Adams is a vibrant, luminous Rosita, even with script in hand. She doesn't quite get to show the potential Cecil claims to see, either because of that script or because of what it lacks. But her Rosita does eventually impress as an actor, because Adams actually has had training.

McKay's performance doesn't have the same instinctive commitment. He is rich vocally, but with an evenness of tone, as though he doesn't always believe in what Cecil says. (As a skilled acting teacher, maybe he doesn't.) I don't understand his oddly English accent or wheelchair, which seem indulgences, either Cecil's or the playwright's.

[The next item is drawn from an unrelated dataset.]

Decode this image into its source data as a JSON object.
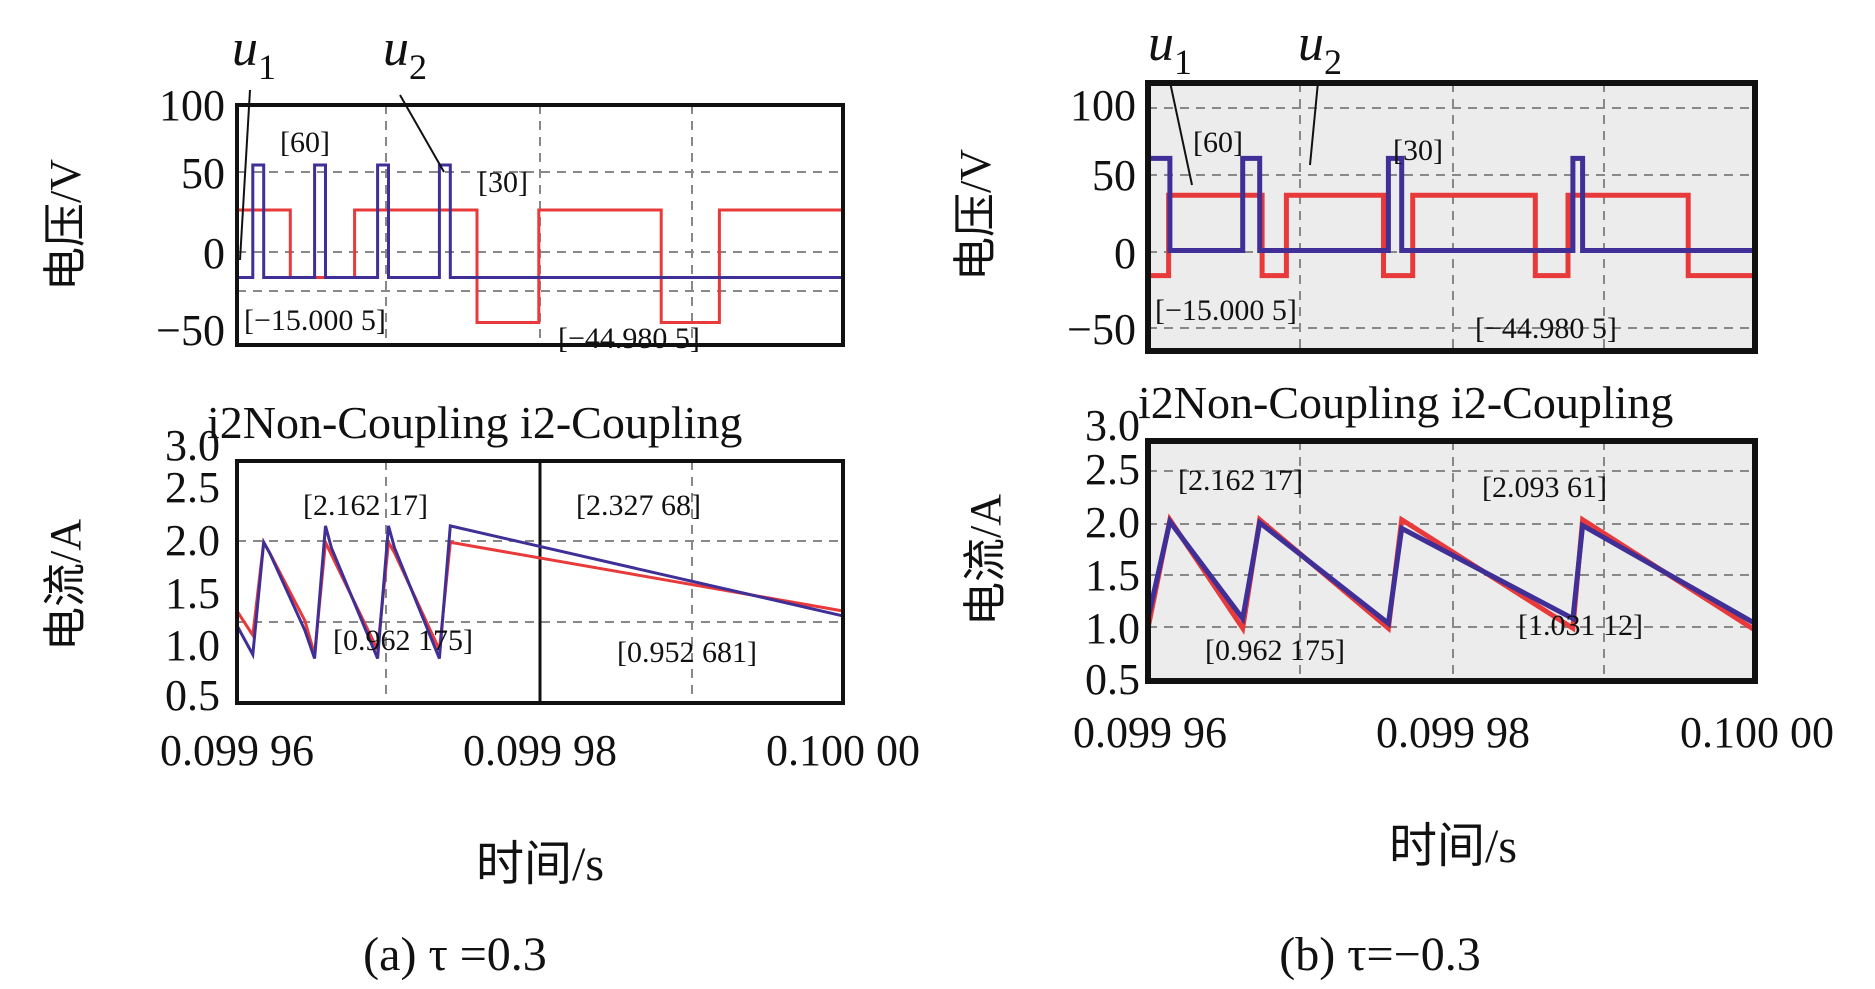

This Cecil just isn't very curmudgeonly. But the protest against bigotry is a fine moment. And it is to McKay's credit that he never seems comfortable with Cecil's occasional prurient suggestions, which reach their extreme in an offstage bathing scene that I found witless.

Lehane's direction seems solid, as much as one can tell. It isn't his fault that the ending of Act 1 is phony (of course Rosita is coming back) or that it takes her just 15 seconds to pack up a whole year's worth of belongings.

But that the play is produced as well as it is under such circumstances is admirable, making a better case than the script does for what actors can accomplish.